Regulation of protein function by monoubiquitination

Research project

The monoubiquitin (monoUb)-network is emerging as a major regulator of protein function beyond its well-established role in protein degradation. While initial observations, in various labs, project a physiological relevance of monoubiquitination comparable to that of phosphorylation, the characterization of the system has only just begun. We are trying to integrate a wide proteomic approach to monoUb as a signaling device with high-resolution studies of how monoUb can modulate the function of endocytic/signaling proteins. Presently three major levels of study are being pursued in the lab:

Fig1: The ubiquination process [+zoom]

Elucidating the monoUb proteome.
We plan to identify the intracellular repertoire of proteins that are modified by monoubiquitination following growth factor treatment (EGF), by a mass spectrometry approach. Depending on the rate of success of the initial trial, the procedure will be applied to a systematic dissection of the monoUb proteome under conditions of activation of different receptor tyrosine kinases (RTKs), or of activation of other signaling pathways (DNA damage, oxidative stress). A parallel effort using Saccaromyces cerevisiae as model system will be pursued.

Dissecting the role of monoubiquitination in endocytosis
Activated RTKs are able to induce monoubiquitination of various endocytic proteins, including eps15, eps15R, epsins, Hrs. We plan to investigate how the signal is delivered from activated RTKs to the ubiquitination machinery and what role monoubiquitination may play in endocytic proteins. We are using eps15 as a model system and subsequently we will extend our findings to other monoubiquitinated endocytic proteins.

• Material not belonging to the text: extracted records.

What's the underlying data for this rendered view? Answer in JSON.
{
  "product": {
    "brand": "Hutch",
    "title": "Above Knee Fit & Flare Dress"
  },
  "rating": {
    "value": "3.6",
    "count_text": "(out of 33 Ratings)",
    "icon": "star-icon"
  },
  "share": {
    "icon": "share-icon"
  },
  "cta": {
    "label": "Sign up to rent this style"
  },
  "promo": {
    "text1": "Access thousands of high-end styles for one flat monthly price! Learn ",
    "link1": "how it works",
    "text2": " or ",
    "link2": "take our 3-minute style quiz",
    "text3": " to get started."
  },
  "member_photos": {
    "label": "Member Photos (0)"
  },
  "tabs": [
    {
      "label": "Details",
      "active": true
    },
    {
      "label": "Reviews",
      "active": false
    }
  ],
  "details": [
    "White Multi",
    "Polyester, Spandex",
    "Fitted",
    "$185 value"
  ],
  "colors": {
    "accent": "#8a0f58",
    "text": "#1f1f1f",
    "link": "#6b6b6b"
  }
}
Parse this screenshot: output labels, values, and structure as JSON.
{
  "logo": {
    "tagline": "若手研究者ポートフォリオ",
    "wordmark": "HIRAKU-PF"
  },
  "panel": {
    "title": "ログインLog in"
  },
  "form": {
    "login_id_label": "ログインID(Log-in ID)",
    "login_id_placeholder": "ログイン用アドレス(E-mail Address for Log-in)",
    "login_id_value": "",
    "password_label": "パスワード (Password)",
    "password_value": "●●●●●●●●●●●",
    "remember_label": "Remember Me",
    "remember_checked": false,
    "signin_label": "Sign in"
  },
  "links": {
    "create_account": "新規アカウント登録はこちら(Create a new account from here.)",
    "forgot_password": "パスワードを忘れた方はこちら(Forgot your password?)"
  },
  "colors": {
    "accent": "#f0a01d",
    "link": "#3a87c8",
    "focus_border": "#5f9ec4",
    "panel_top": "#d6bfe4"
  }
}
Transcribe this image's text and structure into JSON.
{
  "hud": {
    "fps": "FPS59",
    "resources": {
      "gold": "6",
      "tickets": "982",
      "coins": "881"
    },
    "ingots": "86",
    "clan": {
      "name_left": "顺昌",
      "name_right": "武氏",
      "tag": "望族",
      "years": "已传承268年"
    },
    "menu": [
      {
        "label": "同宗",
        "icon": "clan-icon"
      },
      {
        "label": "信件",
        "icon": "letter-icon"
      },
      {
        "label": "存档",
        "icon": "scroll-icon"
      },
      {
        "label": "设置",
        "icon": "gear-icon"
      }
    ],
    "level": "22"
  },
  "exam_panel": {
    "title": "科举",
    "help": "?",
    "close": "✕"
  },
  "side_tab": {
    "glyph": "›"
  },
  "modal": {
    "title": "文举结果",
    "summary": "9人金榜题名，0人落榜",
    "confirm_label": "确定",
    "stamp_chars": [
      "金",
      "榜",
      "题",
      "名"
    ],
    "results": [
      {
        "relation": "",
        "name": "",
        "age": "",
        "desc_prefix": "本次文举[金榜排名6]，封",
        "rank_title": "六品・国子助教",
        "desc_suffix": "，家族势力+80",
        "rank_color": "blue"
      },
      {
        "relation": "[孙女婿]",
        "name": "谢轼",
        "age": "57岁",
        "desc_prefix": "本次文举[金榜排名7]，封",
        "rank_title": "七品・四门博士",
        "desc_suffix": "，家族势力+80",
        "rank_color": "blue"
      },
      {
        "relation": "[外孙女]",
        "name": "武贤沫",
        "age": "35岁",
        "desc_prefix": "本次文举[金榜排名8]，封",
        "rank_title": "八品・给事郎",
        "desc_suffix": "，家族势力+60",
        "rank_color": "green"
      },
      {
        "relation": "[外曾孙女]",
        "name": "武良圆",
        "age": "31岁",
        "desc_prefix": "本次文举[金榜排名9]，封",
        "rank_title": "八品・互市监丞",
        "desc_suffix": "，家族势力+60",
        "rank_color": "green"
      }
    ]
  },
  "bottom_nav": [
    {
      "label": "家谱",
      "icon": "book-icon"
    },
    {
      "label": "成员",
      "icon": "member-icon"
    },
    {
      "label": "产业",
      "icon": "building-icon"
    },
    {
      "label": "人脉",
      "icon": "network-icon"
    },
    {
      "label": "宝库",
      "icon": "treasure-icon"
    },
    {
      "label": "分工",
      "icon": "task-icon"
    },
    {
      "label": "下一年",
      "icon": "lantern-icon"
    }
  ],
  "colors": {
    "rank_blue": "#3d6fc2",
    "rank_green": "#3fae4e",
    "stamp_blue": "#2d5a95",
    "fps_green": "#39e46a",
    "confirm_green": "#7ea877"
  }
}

Fig2: Ubiquitin in endocytosis [+zoom]

Elucidating the molecular mechanisms of coupled monoubiquitination
Many proteins, referred to as ubiquitin (Ub) receptors, harbor short motifs/domains that interact with Ub (Ub-binding domains, UBD). At least nine families of UBDs have been identified; these domains confer the Ub-binding activity on Ub receptors which are consequently able to bind to proteins that have been modified by a single Ub (monoubiquitination) or by Ub chains (polyubiquitination). Ub receptors are themselves frequently modified by monoubiquitination, by a process that requires the presence of a functional UBD, and is referred to as coupled monoubiquitination. Three classes of UBDs, the UIM (Ubiquitin Interacting Motif), the CUE, and the GAT, can sustain coupled monoubiquitination through molecular mechanisms that are still obscure. We are addressing this question by a paired approach of mutagenesis and in vitro enzymatic assays.